Garten

Natürliche Mittel gegen Blattläuse

Kleine schwarze, gelbe, rote oder grüne Punkte an den Pflanzen? Dann handelt es sich womöglich um Blattläuse.

Sie lieben den zuckerhaltigen Saft vieler Gewächse - zum Leidwesen der Pflanzen. Hobbygärtner können die Plagegeister mit diesen natürlichen Mitteln vertreiben.

Wermut-Tee oder Schwarzer Tee

Je nach Bedarf frischen Wermut oder die getrockneten Blätter kochen und rund einen Tag lang ziehen lassen.
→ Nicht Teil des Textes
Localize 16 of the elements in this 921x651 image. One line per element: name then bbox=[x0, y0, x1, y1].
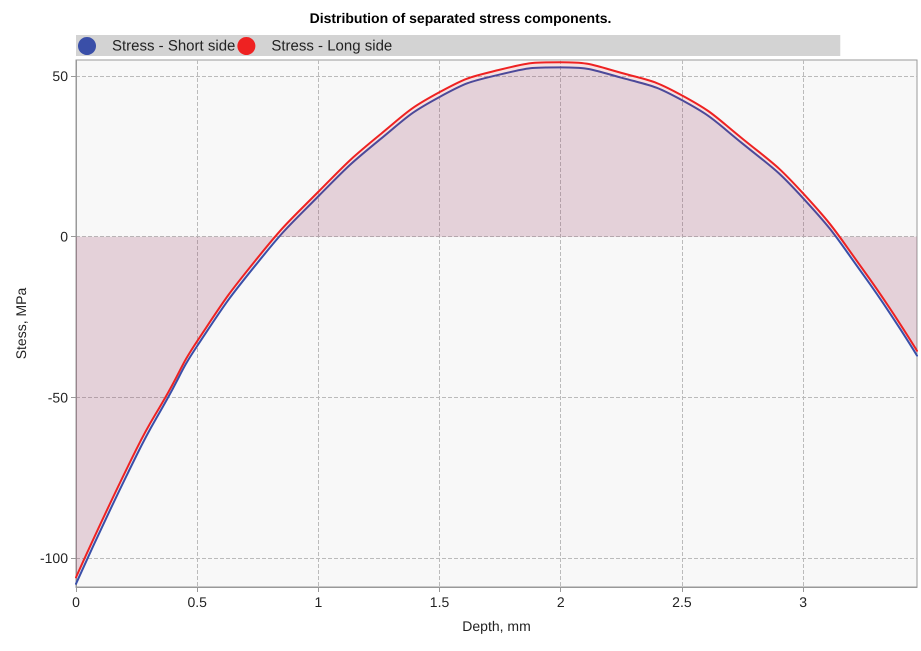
x-tick-label: 1 bbox=[314, 594, 322, 610]
y-tick-label: -50 bbox=[48, 389, 68, 406]
x-tick-label: 0.5 bbox=[187, 594, 208, 610]
y-tick-label: 0 bbox=[60, 228, 68, 245]
legend-label: Stress - Short side bbox=[112, 38, 236, 54]
x-tick-label: 0 bbox=[72, 594, 80, 610]
y-tick-label: 50 bbox=[52, 68, 68, 84]
x-tick-label: 2 bbox=[556, 594, 565, 610]
x-tick-label: 1.5 bbox=[430, 594, 450, 610]
x-axis-title: Depth, mm bbox=[462, 618, 531, 634]
x-tick-label: 3 bbox=[799, 594, 808, 610]
y-axis-title: Stess, MPa bbox=[13, 288, 29, 360]
x-tick-label: 2.5 bbox=[672, 594, 692, 610]
y-tick-label: -100 bbox=[40, 550, 68, 566]
chart-title: Distribution of separated stress components. bbox=[310, 10, 612, 26]
legend-label: Stress - Long side bbox=[271, 38, 392, 54]
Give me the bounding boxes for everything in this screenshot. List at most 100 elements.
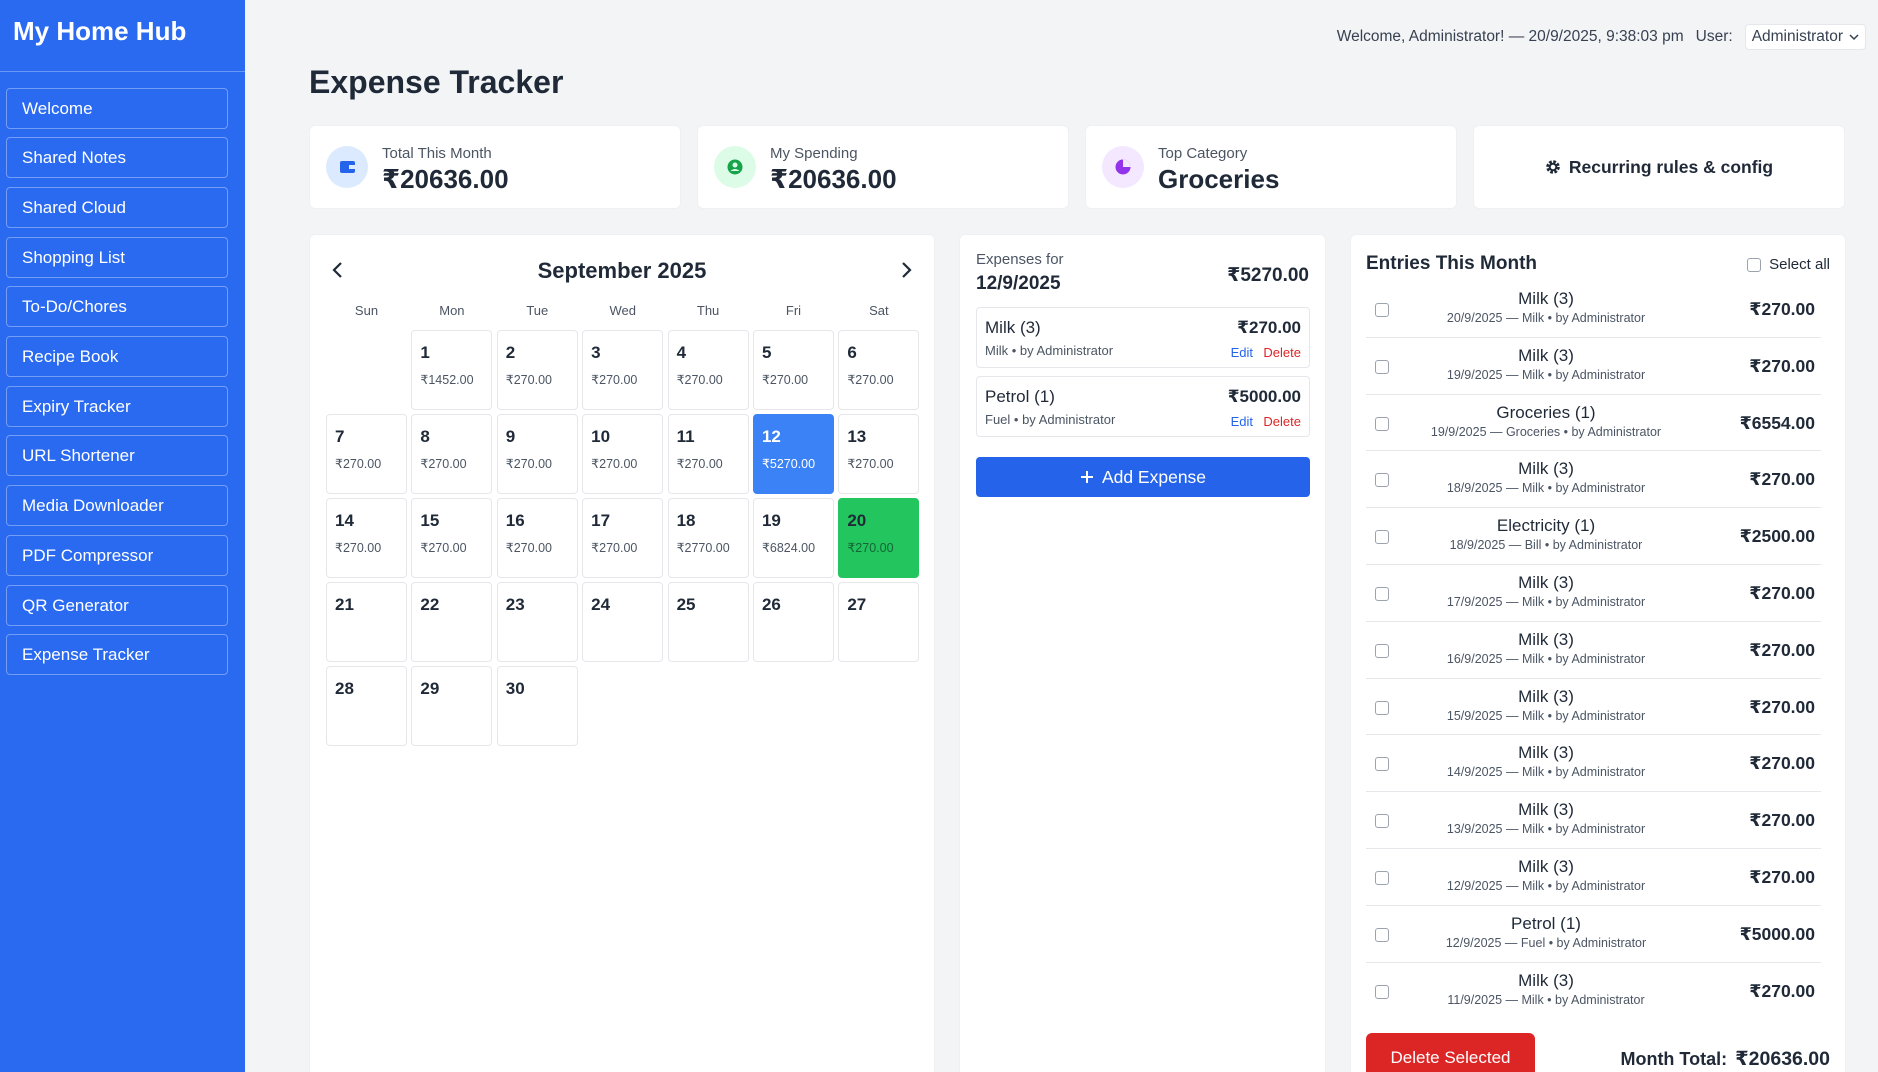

Dann in eine Sprühflasche geben und auf den Pflanzen verteilen.

Bei schwarzem Tee die Teebeutel rund 20 Minuten in heißem Wasser ziehen lassen. Ist der Tee abgekühlt, kann er über den Gewächsen verteilt werden.

Seifenlauge oder Waschnusswasser

Ein altbewährtes Hausmittel gegen Blattläuse ist eine Lauge aus Kaliseife. Etwa 50 Gramm davon in einem Liter Wasser auflösen, danach großzügig auf die befallenen Gewächse sprühen.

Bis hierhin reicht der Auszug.